Here are my notes on Site Search Analytics.
The main Analysis are detailed below:
Search Metrics – Goal Based Analysis
% Queries that retrieve zero results
– Measures the quality of your search results, based on the degree to which your search results are failing. Typically used as a KPI.
– Zero queries generally mean failure, so your goal should be to make this number as small as possible. Exception is when users are simply trying to validate that a piece of content does not exist.
% Queries where users click on a search result
– Measures the quality of your search results based on the degree your results are being clicked on by users.
– If a search result is clicked, it’s likely that it’s at least interesting and engaging, even if irrelevant. So no clicks may mean poor results
% Queries that lead to users exiting the site
– Aka – search bounce or site search exit rate
– Measures the quality of the overall search experience based on the degree users leave without clicking on any results.
– When users immediately leave your site after searching, it can infer that their expectations were not met.
% Sessions that use Search
– Compares the usage of your site’s search system versus browsing.
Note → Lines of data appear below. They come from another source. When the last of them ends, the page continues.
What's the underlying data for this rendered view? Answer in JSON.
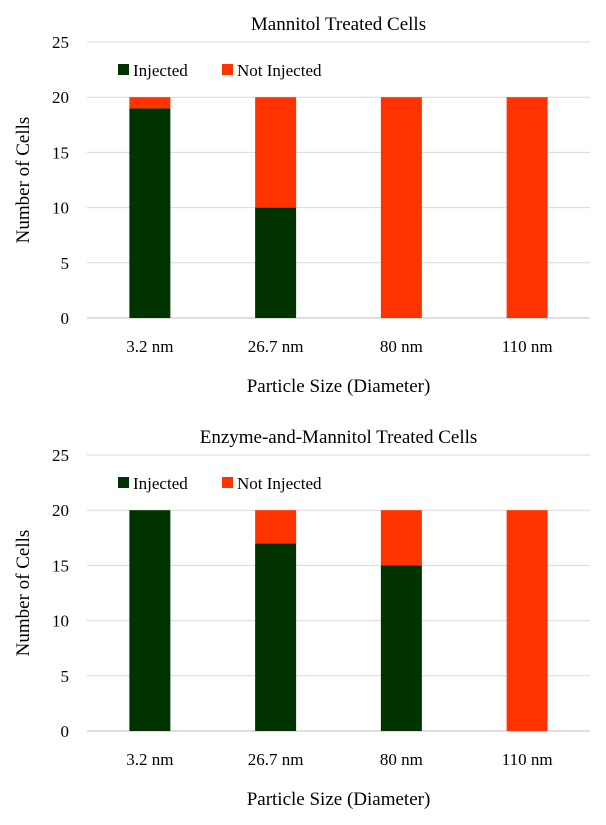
{
  "chart_data": [
    {
      "type": "bar",
      "stacked": true,
      "title": "Mannitol Treated Cells",
      "xlabel": "Particle Size (Diameter)",
      "ylabel": "Number of Cells",
      "ylim": [
        0,
        25
      ],
      "yticks": [
        0,
        5,
        10,
        15,
        20,
        25
      ],
      "categories": [
        "3.2 nm",
        "26.7 nm",
        "80 nm",
        "110 nm"
      ],
      "legend_position": "top-left",
      "grid": true,
      "series": [
        {
          "name": "Injected",
          "color": "#003300",
          "values": [
            19,
            10,
            0,
            0
          ]
        },
        {
          "name": "Not Injected",
          "color": "#ff3300",
          "values": [
            1,
            10,
            20,
            20
          ]
        }
      ]
    },
    {
      "type": "bar",
      "stacked": true,
      "title": "Enzyme-and-Mannitol Treated Cells",
      "xlabel": "Particle Size (Diameter)",
      "ylabel": "Number of Cells",
      "ylim": [
        0,
        25
      ],
      "yticks": [
        0,
        5,
        10,
        15,
        20,
        25
      ],
      "categories": [
        "3.2 nm",
        "26.7 nm",
        "80 nm",
        "110 nm"
      ],
      "legend_position": "top-left",
      "grid": true,
      "series": [
        {
          "name": "Injected",
          "color": "#003300",
          "values": [
            20,
            17,
            15,
            0
          ]
        },
        {
          "name": "Not Injected",
          "color": "#ff3300",
          "values": [
            0,
            3,
            5,
            20
          ]
        }
      ]
    }
  ]
}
– Knowing the degree of which users rely upon search helps determine how much you invest in developing and improving your search system.
Average # queries per session
– Tracks how frequently users search during a single session.
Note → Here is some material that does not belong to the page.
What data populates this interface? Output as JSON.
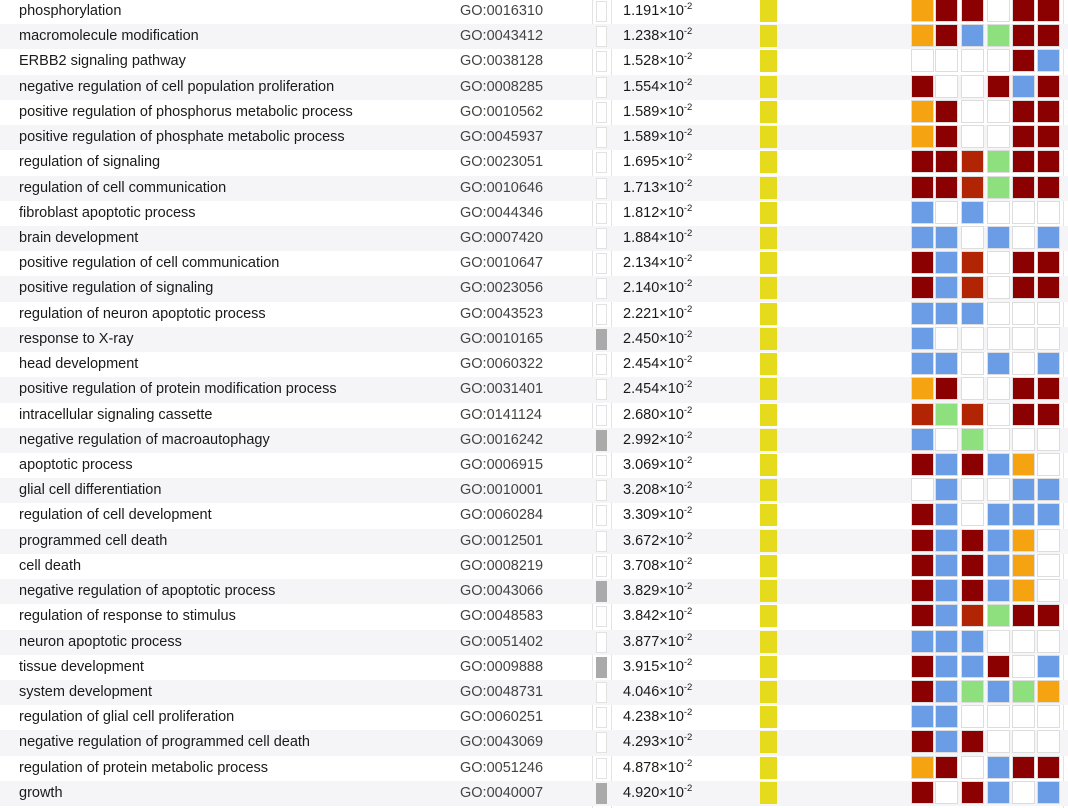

– Most useful when cross-referenced with specific keywords that are being used within a single session (see Search Refine Rates)
– If the queries are duplicates or synonyms, users may be flailing, indicating poor search performance.
Average # search results pages viewed per query
– Measures the quality of search results.
– If the number is greater than one, users may not be finding the most relevant results on the first page. Keep in mind that this measures the performance of individual queries, rather than your site overall.
Average # pages viewed after searching
– Measures the quality of your site’s content and calls to action.
– The act of searching itself is only a step in the process.
– What did users do after they searched? Did they take the action you hoped they would?
– Compare this metric with Average # Pages viewed before searching
Average time spent on site after searching
– Measures users level of engagement and satisfaction after search.
– The more time users spend on your site is often – though not always – a good indicator of their satisfaction level.
– Temper this assumption by cross-referencing this metric with others. Such as Average # pages viewed after searching and goal/conversion completion rate.
Average time spent on site before searching
– Measure the effectiveness of your site’s navigation
– Often users will search when they become frustrated; knowing what that threshold is can help inform your design decisions. Compare this metric with Average time on site without search in conjunction with goal/conversion completion rate.
Average time spent on each search results page
– Measures the usability of your site’s search engine results pages.
– Longer times might be an indicator that your SERP design is confusing or contains too much information.
– Follow this metric over time to see if it goes up or down in response to your design tweaks.
Conversion ratio visitors who use this site search
– Measures the quality of the overall search experience, compared to those who browsed.
– This is another way to look at how well your site’s search is performing compared with this its browsing experience.
Average # items added from search results
– Measure the number of items marked or added to cart after using search.
– Applicable for sites that have a shopping cart or similar “basket” functionality. Use in conjunction with other metrics, such as Search conversion rate, Top search terms with corresponding conversion rates, and Average time spent on site after searching to make a case for greater investment in your system.
Session Duration for all sessions that included searches
– Measures the average time spent on your site for users that searched.
– Compare with Session duration for all sessions that didn’t include search to get a good sense of whether users are exploring more or less with search than with browsing.
– Considering your site’s goals, is this a good thing?
Search Conversion Rate
– Measures the overall percentage of searches that result in a conversion.
– Helps determine how many users “converted” using search. The term conversion can go beyond making purchases; conversions can also include downloading, signing-up, registering, and other actions
Search refinement rate
– Measures the quality and relevancy of search engines result pages related to a user query
– High rates of refinement typically mean that the SERPs did not meet the users’ expectations and that user are continuing to seek results despite their poor experience.
Most Frequent Search Terms
– Tracks the most commonly searched queries.
– You should know your top queries by heart, as they are the most popular and , likely, the most valuable to your site’s users.
Most frequent queries with corresponding conversion rates
– Track the overall performance of your most common queries.
– The term conversion can go beyond making the purchases; conversions can also include downloading, signing-up, registering, and other actions.
– Follow these queries overtime to understand your users needs, especially queries that are frequently searched and evergreen.
Most frequent pages on the site where site was initiated
– Tracks the quality of content, design, and page (CMS) templates.
– Shows where users became frustrated with content or navigation and decide to begin searching. Learn more by determining if these pages are related. Do they share the same design? Or CMS template? Note that if search is the user’s first action on the site, it should not be included in this metric.
Total # of unique searches
– Measure the breadth and depth of your users’ natural language.
– By itself, this doesn’t mean people, but when it is broken down and examined, it’s probably the most valuable list you will come across because it is your users’ confessions of what they are trying to find in their own words.
– This is a gold mine of data that can be directly applied to keywords, metadata, SEO, SEM, navigation, taxonomy, page titles, tags etc.
This is valuable data to apply for greater findability, accessibility and relevancy.